Final Answer:
At the point (0, 3) for the function f(x, y) = 4 sin(xy), the maximum rate of change is 12, and the direction vector at which it occurs is along the positive x-axis.
Step-by-step explanation:
To find the maximum rate of change at a given point (0, 3) for the function f(x, y) = 4 sin(xy), we need to calculate the gradient vector ∇f at that point. The gradient vector ∇f represents the direction of the maximum rate of change, and its magnitude gives the maximum rate of change.

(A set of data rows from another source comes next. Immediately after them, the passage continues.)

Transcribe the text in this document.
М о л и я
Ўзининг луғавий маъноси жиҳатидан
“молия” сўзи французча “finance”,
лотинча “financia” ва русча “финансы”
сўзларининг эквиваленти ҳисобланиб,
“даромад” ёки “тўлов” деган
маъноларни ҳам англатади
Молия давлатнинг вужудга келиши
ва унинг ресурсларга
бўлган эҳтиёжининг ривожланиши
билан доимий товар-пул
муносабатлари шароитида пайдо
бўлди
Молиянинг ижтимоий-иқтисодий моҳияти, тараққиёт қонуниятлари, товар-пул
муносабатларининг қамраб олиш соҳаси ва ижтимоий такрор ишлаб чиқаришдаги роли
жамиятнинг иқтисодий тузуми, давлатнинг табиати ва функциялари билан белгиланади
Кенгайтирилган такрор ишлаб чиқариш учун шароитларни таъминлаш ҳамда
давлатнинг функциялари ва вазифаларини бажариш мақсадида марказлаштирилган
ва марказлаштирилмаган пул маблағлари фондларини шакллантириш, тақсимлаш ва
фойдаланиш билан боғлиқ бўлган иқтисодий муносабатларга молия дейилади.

First, compute the partial derivatives of the function f(x, y) with respect to x and y:
∂f/∂x = 4y cos(xy)
∂f/∂y = 4x cos(xy)
Evaluate these partial derivatives at the point (0, 3):
∂f/∂x = 4 * 3 * cos(0*3) = 12
∂f/∂y = 4 * 0 * cos(0*3) = 0
Therefore, at the point (0, 3), the maximum rate of change is 12, and it occurs in the direction of the positive x-axis. This means that the function f(x, y) increases most rapidly in the direction of the x-axis at the given point, with a rate of change of 12 units per unit distance in that direction. This result is obtained from the gradient vector, indicating both the magnitude and direction of the steepest ascent of the function at the specified point.